Farinah suggested that Beyonce intended to restore Black Women’s dignity and glory as she said Black women’s hair and Black trends have been put down for so many years.
He said he was also so proud they could the hairstyles to educate people about the amazing dynamic of Blackness and Black hair and Black trends and the story behind them.
He told Essence magazine: “It was not just hair. It was not just a braided hairstyle. Everything meant something and that’s what makes it powerful. And I’m so happy that Beyoncé came up with this amazing [project] and that I can share this with her because her vision is unbelievable”.
After lots of consultations, researches and idea exchanges, Farinah made a Hall of Fame roll call of talented Black stylists including Kim Kimble, Nakia Rachon Collins, Xia Charles, Keinda Davis, Nicole Newland, Safiya Warner, Tashana Miles, Kendra Garvey, Kamilah Gerestant and more, so they may collectively get the context and pass the message via Queen B’s hair styles as intended.
They needed to look into intricate braid styles, traditional embellishments such as cowrie shells and beads, and ornate headwraps and geles from Nigeria.
As the message via the hair styles in the videos meant to much to her, she and Farinah paid extra special attention to the details of the hair, pulling references from African royalty and from customs of different tribes across the continent.
Farinah said: “As soon as they started bringing pieces, we started to put them together and I would send to Beyoncé.

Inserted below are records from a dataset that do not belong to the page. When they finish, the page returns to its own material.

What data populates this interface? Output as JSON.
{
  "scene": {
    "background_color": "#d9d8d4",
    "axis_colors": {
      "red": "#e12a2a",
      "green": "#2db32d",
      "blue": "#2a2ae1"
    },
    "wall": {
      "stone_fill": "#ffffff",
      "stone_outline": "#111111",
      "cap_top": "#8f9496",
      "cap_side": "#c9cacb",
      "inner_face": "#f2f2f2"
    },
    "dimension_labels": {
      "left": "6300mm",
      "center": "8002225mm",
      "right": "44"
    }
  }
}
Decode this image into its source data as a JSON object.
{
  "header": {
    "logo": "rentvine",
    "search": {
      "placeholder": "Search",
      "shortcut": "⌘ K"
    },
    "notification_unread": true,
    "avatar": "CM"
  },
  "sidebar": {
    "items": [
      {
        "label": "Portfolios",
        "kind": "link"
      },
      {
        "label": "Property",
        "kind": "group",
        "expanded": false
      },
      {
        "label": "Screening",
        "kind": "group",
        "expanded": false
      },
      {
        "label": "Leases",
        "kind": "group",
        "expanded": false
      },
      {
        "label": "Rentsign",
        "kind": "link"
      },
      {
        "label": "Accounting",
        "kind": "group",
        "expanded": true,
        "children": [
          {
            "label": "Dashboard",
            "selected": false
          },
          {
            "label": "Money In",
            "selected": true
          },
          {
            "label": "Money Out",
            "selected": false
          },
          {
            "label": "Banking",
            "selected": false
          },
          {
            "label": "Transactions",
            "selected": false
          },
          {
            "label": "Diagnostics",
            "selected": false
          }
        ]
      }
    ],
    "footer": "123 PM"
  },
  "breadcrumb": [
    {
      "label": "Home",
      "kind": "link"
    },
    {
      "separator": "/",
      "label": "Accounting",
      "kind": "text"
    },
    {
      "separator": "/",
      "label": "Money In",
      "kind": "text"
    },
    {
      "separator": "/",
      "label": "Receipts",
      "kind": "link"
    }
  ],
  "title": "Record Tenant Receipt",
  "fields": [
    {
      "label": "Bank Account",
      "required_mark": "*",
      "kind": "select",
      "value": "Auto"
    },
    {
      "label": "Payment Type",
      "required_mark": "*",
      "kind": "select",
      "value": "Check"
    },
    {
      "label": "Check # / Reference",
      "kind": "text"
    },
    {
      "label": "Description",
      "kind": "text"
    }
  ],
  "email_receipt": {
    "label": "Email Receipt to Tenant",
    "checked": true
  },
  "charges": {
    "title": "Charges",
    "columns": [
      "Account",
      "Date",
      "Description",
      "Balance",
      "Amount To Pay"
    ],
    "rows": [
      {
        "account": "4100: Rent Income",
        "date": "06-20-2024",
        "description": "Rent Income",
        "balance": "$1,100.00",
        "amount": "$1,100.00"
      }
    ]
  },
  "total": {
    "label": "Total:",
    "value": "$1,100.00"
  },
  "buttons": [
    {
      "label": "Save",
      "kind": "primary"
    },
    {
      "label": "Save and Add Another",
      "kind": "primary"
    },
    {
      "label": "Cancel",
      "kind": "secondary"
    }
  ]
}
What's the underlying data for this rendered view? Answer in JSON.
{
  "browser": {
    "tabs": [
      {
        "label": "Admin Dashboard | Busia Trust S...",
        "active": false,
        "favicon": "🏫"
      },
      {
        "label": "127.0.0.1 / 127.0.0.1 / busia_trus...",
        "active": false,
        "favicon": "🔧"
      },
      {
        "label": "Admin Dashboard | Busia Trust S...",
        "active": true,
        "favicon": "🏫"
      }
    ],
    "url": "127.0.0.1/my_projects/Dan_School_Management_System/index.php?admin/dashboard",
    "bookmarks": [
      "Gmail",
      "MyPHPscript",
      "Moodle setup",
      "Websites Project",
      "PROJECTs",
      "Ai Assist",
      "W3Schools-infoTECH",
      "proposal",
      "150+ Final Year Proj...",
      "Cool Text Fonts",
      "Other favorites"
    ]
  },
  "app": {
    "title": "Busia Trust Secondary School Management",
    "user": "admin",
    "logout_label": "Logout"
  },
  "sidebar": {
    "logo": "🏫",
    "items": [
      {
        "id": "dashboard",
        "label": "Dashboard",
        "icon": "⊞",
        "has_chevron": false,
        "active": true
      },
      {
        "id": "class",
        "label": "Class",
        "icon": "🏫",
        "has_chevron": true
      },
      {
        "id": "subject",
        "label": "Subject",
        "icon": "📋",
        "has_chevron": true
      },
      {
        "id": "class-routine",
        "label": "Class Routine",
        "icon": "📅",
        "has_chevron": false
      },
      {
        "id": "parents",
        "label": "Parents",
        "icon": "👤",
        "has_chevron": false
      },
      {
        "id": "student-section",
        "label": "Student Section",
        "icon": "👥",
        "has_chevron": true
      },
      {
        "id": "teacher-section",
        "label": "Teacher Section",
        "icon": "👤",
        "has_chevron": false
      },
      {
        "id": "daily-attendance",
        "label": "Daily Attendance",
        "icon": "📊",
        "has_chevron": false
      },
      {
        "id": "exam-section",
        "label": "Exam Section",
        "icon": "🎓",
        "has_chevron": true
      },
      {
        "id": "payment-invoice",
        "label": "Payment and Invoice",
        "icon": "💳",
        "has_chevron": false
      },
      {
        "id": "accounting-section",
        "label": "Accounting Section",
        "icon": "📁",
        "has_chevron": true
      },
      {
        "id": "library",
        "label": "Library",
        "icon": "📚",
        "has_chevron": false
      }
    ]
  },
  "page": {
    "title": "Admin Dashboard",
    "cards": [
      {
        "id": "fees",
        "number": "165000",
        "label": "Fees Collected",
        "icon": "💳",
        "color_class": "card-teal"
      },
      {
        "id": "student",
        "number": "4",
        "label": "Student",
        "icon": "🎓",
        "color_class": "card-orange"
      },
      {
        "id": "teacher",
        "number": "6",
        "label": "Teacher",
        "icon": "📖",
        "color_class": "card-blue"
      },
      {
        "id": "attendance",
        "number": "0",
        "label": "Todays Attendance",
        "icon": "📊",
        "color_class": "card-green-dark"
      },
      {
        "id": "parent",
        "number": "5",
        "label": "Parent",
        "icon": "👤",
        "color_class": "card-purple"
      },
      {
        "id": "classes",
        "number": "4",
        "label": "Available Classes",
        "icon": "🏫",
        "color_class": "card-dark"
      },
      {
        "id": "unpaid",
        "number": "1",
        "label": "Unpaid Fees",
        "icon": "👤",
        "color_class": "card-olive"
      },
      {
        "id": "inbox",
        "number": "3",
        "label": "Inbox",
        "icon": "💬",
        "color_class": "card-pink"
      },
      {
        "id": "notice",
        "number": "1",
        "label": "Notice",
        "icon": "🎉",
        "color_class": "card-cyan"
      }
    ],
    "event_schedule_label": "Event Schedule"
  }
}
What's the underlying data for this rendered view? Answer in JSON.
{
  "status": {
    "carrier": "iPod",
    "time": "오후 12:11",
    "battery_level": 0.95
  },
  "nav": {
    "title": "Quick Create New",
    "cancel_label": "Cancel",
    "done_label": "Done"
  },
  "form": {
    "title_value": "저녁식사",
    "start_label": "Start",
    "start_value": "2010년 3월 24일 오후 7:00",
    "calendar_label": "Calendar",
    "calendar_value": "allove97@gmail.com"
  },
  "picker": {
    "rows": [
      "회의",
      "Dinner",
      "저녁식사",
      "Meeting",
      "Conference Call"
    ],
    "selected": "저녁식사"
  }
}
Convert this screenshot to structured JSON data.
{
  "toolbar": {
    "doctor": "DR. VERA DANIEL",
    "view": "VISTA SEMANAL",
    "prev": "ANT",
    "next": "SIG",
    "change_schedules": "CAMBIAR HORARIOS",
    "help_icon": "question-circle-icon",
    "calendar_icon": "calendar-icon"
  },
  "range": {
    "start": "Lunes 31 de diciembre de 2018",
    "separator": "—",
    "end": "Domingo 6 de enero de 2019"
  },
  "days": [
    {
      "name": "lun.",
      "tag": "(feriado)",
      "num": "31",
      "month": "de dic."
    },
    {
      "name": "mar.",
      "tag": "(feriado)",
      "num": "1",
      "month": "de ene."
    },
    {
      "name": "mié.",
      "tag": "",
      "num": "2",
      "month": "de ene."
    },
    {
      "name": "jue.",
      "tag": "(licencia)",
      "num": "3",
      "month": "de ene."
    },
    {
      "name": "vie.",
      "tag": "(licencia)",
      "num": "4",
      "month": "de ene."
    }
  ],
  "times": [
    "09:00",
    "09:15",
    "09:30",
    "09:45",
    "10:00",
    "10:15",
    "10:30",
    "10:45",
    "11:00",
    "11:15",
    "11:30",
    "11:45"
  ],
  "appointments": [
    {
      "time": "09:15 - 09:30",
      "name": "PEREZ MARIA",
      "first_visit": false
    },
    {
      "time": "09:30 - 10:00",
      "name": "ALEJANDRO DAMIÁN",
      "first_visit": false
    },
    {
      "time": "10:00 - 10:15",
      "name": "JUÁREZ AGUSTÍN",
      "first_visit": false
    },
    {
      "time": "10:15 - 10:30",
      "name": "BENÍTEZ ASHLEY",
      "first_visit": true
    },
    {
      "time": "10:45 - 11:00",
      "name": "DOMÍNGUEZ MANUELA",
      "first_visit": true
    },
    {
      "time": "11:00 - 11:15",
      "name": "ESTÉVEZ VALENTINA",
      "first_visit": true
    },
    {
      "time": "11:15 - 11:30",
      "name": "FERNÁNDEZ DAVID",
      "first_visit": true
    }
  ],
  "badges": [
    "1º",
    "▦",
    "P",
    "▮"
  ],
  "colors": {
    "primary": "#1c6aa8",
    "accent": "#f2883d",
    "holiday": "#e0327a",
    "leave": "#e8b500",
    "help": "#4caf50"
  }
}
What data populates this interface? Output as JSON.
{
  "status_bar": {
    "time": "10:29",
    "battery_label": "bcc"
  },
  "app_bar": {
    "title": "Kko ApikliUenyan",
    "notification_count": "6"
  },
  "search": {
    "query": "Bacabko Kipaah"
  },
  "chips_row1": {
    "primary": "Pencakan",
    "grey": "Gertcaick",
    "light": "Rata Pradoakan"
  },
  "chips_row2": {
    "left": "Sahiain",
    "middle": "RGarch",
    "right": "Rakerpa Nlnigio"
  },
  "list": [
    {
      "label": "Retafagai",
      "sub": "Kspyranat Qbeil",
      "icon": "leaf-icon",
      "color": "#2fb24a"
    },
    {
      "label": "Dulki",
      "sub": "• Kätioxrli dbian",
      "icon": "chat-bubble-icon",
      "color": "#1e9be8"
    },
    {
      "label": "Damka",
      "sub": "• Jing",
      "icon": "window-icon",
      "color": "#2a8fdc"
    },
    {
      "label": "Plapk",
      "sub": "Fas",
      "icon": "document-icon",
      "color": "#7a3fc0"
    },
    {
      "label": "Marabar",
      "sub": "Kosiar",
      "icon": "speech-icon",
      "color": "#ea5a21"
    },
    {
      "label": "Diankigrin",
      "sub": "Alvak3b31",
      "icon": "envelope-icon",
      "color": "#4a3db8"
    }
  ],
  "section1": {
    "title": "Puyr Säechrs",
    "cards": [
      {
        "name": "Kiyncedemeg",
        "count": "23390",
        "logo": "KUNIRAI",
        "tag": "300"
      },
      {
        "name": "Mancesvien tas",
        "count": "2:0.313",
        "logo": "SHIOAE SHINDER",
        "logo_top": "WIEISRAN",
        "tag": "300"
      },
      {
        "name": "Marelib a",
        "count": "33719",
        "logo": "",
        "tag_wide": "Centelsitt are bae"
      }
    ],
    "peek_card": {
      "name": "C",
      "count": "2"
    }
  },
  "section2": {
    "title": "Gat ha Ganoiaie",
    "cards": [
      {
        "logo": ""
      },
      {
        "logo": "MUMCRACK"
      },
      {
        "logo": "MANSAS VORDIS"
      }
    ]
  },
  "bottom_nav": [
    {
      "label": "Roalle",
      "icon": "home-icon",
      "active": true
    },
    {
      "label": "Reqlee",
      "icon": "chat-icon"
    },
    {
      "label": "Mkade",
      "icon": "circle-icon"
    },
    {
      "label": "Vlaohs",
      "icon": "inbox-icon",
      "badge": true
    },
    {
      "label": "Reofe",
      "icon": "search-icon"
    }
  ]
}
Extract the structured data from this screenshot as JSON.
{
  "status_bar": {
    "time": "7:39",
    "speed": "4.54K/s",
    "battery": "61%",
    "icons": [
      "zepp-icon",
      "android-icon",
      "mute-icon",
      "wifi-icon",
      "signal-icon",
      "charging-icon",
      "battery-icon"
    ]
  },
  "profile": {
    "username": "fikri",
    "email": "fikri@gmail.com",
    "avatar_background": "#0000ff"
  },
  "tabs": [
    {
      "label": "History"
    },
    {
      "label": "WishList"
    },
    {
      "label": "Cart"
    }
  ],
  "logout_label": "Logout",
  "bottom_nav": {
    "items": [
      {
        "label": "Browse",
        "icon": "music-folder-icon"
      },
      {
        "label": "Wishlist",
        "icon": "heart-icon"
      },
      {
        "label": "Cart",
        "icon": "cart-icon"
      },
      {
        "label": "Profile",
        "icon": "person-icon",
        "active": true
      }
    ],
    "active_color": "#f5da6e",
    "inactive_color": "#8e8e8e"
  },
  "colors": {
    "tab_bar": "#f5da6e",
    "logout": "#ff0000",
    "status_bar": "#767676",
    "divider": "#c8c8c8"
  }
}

She’d be like, ‘Go back and do this, go back and do that.’ Or, ‘Try to do it in this color. Bring flavor, bring flavor,’ and sometimes, ‘Less is more,…“And she’d say ‘Remember I have to perform.’ And I didn’t think about all of that, that she has to perform. We’d just create.”
The passion create a meaningful message led to some larger than life styles that even Farinah wasn’t sure how they’d pull off.
Part of it was a horned headdress of the Dinka and Mursi tribes that the singer wore sitting atop a horse in the “Already” video, as well as a cascade of box braids more than 30 feet tall that she donned at the end of “Water”.
The lead hair stylist added that for Beyonce, it was more of the story behind the hair style than the hair styles.
“I have learned so much, that some hairstyles were passed on from generation to generation, to respect your elders, and to respect a married woman. Like when a woman got married, her hairstyle signified that this is a married woman. These hairstyles are so deep. Pieces meant so much. Beyoncé did appreciate me not over-creating the looks because that’s not what it was all about. It was to inspire people about the beauty of African hairstyles and art.”